Il hocha le menton vers le mur de son appartement.
— Ma voisine, une vieille Guyanaise, y est passée à cause de moi. Quand j’ai retrouvé Suzanne, ligotée sur une table, c’est à peine si je l’ai reconnue. Elle avait subi des choses que même toi, tu ne pourrais imaginer. Des choses… qu’aucun être humain ne devrait jamais subir.
Lucie le sentait sur le fil, prêt à basculer d’un instant à l’autre. Mais il tenait le coup. Il était fait d’une fibre différente, d’un matériau qu’aucun projectile ne pouvait perforer.
— Elle n’a plus jamais été pareille, et la naissance de notre enfant n’y a rien changé. Son regard restait vide la plupart du temps, même si, parfois, entre deux prises de médicaments, l’étincelle revenait.

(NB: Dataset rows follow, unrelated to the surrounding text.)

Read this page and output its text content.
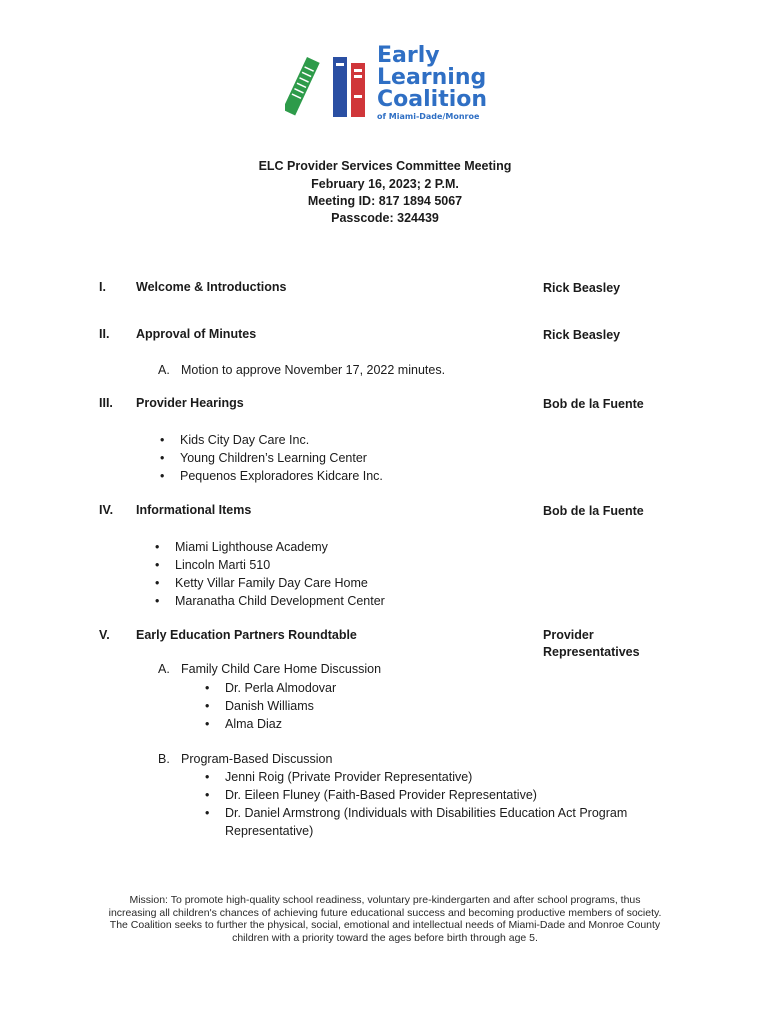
Early
Learning
Coalition
of Miami-Dade/Monroe
ELC Provider Services Committee Meeting
February 16, 2023; 2 P.M.
Meeting ID: 817 1894 5067
Passcode: 324439
I. Welcome & Introductions	Rick Beasley
II. Approval of Minutes	Rick Beasley
A. Motion to approve November 17, 2022 minutes.
III. Provider Hearings	Bob de la Fuente
• Kids City Day Care Inc.
• Young Children’s Learning Center
• Pequenos Exploradores Kidcare Inc.
IV. Informational Items	Bob de la Fuente
• Miami Lighthouse Academy
• Lincoln Marti 510
• Ketty Villar Family Day Care Home
• Maranatha Child Development Center
V. Early Education Partners Roundtable	Provider
Representatives
A. Family Child Care Home Discussion
• Dr. Perla Almodovar
• Danish Williams
• Alma Diaz
B. Program-Based Discussion
• Jenni Roig (Private Provider Representative)
• Dr. Eileen Fluney (Faith-Based Provider Representative)
• Dr. Daniel Armstrong (Individuals with Disabilities Education Act Program
Representative)
Mission: To promote high-quality school readiness, voluntary pre-kindergarten and after school programs, thus
increasing all children's chances of achieving future educational success and becoming productive members of society.
The Coalition seeks to further the physical, social, emotional and intellectual needs of Miami-Dade and Monroe County
children with a priority toward the ages before birth through age 5.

Silence plombant. Lucie n’arrivait plus à imaginer la douleur intérieure de cet homme. La solitude, la fracture ouverte de son âme, l’écorchure d’un drame qui saignait en permanence. Pour la première fois peut-être depuis toutes ces années, Lucie se dit qu’il n’avait plus envie de se sentir seul, ne serait-ce qu’une seule nuit. Et en dépit de la noirceur du monde qui l’entourait, elle était heureuse de partager ce moment-là, avec lui.